Apple is known for requiring suppliers to sign contracts that impose hefty financial penalties if they are found to have leaked sensitive information.
Point #1: “hefty financial penalties.” In the west we tend to equate “money” with other things, and interchange them fairly easily in our thinking. Much less so in China. One quote I read summed it up well. “In the west, time is money. In China, time is time, and money is money.” So the threat of a hefty financial penalty sets up the company to be willing to risk almost anything else to avoid it.
Thus, point #2:
under suspicion for stealing after one of the handsets went missing…. … Sun had been detained and beaten by a senior official in the security department
actually logically follows from point #1. Given the threat of hefty financial penalties, the cost of committing violence on an employee is small by comparison.
And Apple’s statement
“We require that our suppliers treat all workers with dignity and respect.”
is all very nice, except that there are likely no hefty financial penalties assigned to mistreating an employee.
Thus, Apple’s priorities, while clear to them, were equally clear to local Chinese management, only in a completely different way. “Dignity and respect” are great, but there are hefty financial penalties if a prototype product gets out. Dignity and respect clearly are “nice to have” but secrecy must be maintained at all costs.
The other thing that “the west” doesn’t get is the difference between “guilt” and “shame.” There is a huge difference in perception and internal sense of consequences, and China is a shame-based culture. If the employee hadn’t killed himself, then it is likely nobody would have found out that “dignity and respect” was set aside here. Everything would have been OK. So when we hear rumors of abusive work environments, keep in mind that “dignity and respect” are requests, and what is required is driven by the finances.

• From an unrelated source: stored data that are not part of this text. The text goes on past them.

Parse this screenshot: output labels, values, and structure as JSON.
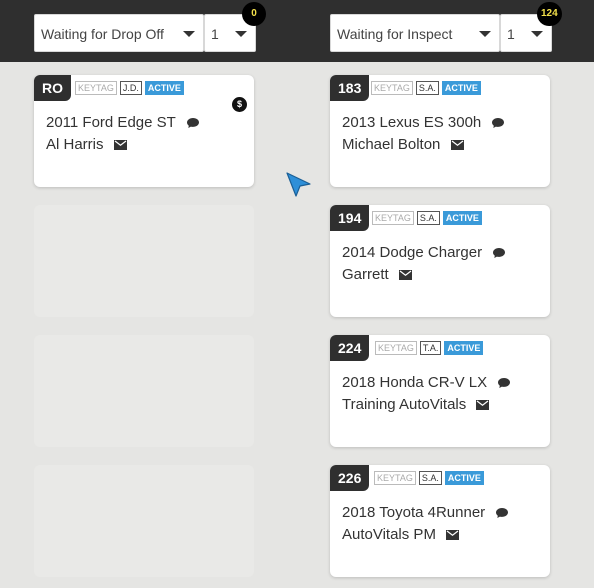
{
  "columns": [
    {
      "status_select": "Waiting for Drop Off",
      "page_select": "1",
      "count": "0"
    },
    {
      "status_select": "Waiting for Inspect",
      "page_select": "1",
      "count": "124"
    }
  ],
  "tag_keytag": "KEYTAG",
  "tag_active": "ACTIVE",
  "left_card": {
    "ro": "RO",
    "initials": "J.D.",
    "vehicle": "2011 Ford Edge ST",
    "customer": "Al Harris",
    "dollar": "$"
  },
  "right_cards": [
    {
      "ro": "183",
      "initials": "S.A.",
      "vehicle": "2013 Lexus ES 300h",
      "customer": "Michael Bolton"
    },
    {
      "ro": "194",
      "initials": "S.A.",
      "vehicle": "2014 Dodge Charger",
      "customer": "Garrett"
    },
    {
      "ro": "224",
      "initials": "T.A.",
      "vehicle": "2018 Honda CR-V LX",
      "customer": "Training AutoVitals"
    },
    {
      "ro": "226",
      "initials": "S.A.",
      "vehicle": "2018 Toyota 4Runner",
      "customer": "AutoVitals PM"
    }
  ],
  "colors": {
    "header": "#2f2f2f",
    "active_tag": "#3a9ad9",
    "badge_text": "#f3e04a",
    "background": "#e5e5e3"
  }
}
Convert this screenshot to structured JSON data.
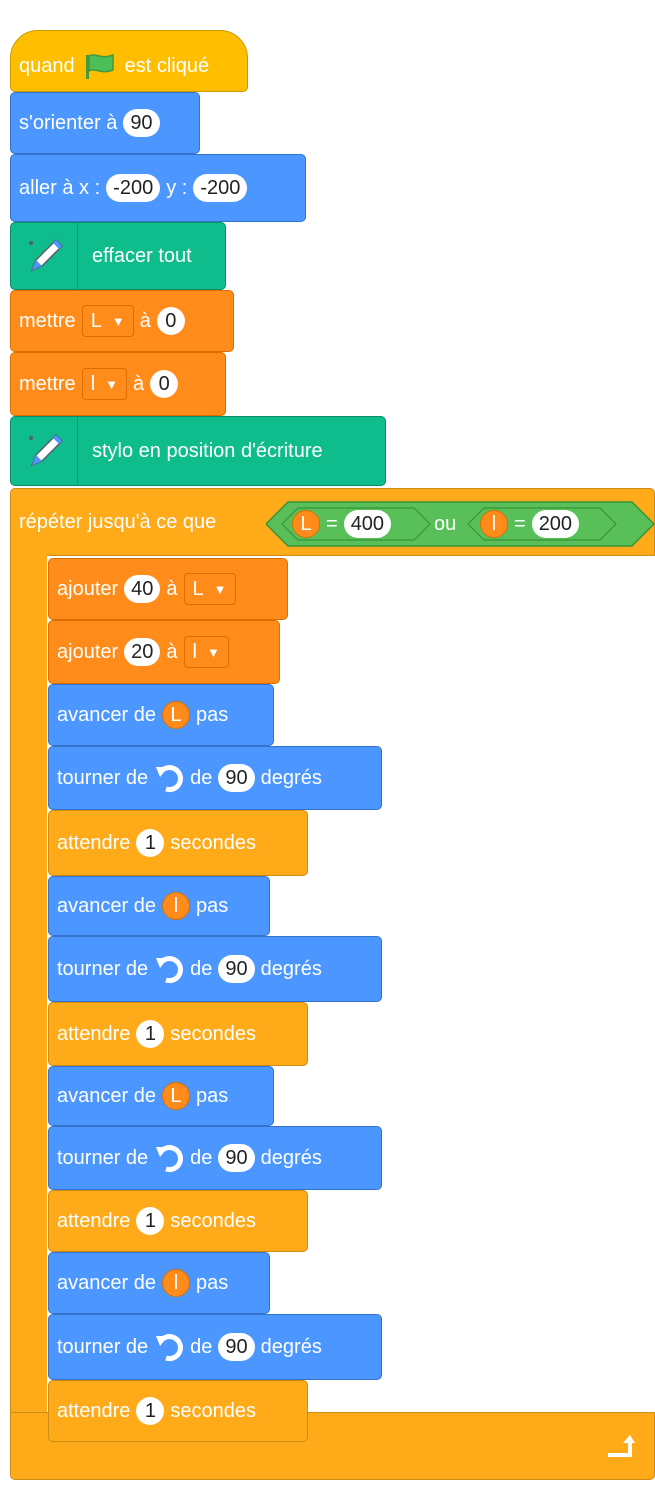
{
  "script": {
    "when_flag": {
      "before": "quand",
      "after": "est cliqué"
    },
    "point_direction": {
      "label": "s'orienter à",
      "value": "90"
    },
    "goto_xy": {
      "label": "aller à x :",
      "x": "-200",
      "ylabel": "y :",
      "y": "-200"
    },
    "erase_all": {
      "label": "effacer tout"
    },
    "set_L": {
      "label": "mettre",
      "var": "L",
      "to": "à",
      "value": "0"
    },
    "set_l": {
      "label": "mettre",
      "var": "l",
      "to": "à",
      "value": "0"
    },
    "pen_down": {
      "label": "stylo en position d'écriture"
    },
    "repeat_until": {
      "label": "répéter jusqu'à ce que",
      "cond1": {
        "var": "L",
        "op": "=",
        "value": "400"
      },
      "or_label": "ou",
      "cond2": {
        "var": "l",
        "op": "=",
        "value": "200"
      }
    },
    "body": {
      "add_L": {
        "label": "ajouter",
        "value": "40",
        "to": "à",
        "var": "L"
      },
      "add_l": {
        "label": "ajouter",
        "value": "20",
        "to": "à",
        "var": "l"
      },
      "move_L_1": {
        "label": "avancer de",
        "var": "L",
        "suffix": "pas"
      },
      "turn_1": {
        "label": "tourner de",
        "de": "de",
        "value": "90",
        "suffix": "degrés"
      },
      "wait_1": {
        "label": "attendre",
        "value": "1",
        "suffix": "secondes"
      },
      "move_l_1": {
        "label": "avancer de",
        "var": "l",
        "suffix": "pas"
      },
      "turn_2": {
        "label": "tourner de",
        "de": "de",
        "value": "90",
        "suffix": "degrés"
      },
      "wait_2": {
        "label": "attendre",
        "value": "1",
        "suffix": "secondes"
      },
      "move_L_2": {
        "label": "avancer de",
        "var": "L",
        "suffix": "pas"
      },
      "turn_3": {
        "label": "tourner de",
        "de": "de",
        "value": "90",
        "suffix": "degrés"
      },
      "wait_3": {
        "label": "attendre",
        "value": "1",
        "suffix": "secondes"
      },
      "move_l_2": {
        "label": "avancer de",
        "var": "l",
        "suffix": "pas"
      },
      "turn_4": {
        "label": "tourner de",
        "de": "de",
        "value": "90",
        "suffix": "degrés"
      },
      "wait_4": {
        "label": "attendre",
        "value": "1",
        "suffix": "secondes"
      }
    }
  },
  "icons": {
    "flag": "green-flag-icon",
    "pen": "pen-icon",
    "rotate": "rotate-left-icon",
    "loop_arrow": "loop-arrow-icon",
    "dropdown": "dropdown-arrow-icon"
  },
  "colors": {
    "motion": "#4c97ff",
    "events": "#ffbf00",
    "pen": "#0fbd8c",
    "variables": "#ff8c1a",
    "control": "#ffab19",
    "operators": "#59c059"
  }
}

This isn’t good or bad. China is the oldest continuous standing civilization on Earth right now, with 5000 years of continuity. It has worked for them. These are largely honest, hard working people. But they interpret signals differently than we do, and it is very easy for them to miss things that are obvious to us. (Just as we miss things that are obvious to them.)
We in the west would be well served to understand the culture in China if we want to do business with them. It isn’t about making them more like us, it is about respecting their culture and adapting to it so that our expectations are expressed in terms that are clear to them, in ways that accommodate their long-established frames of reference.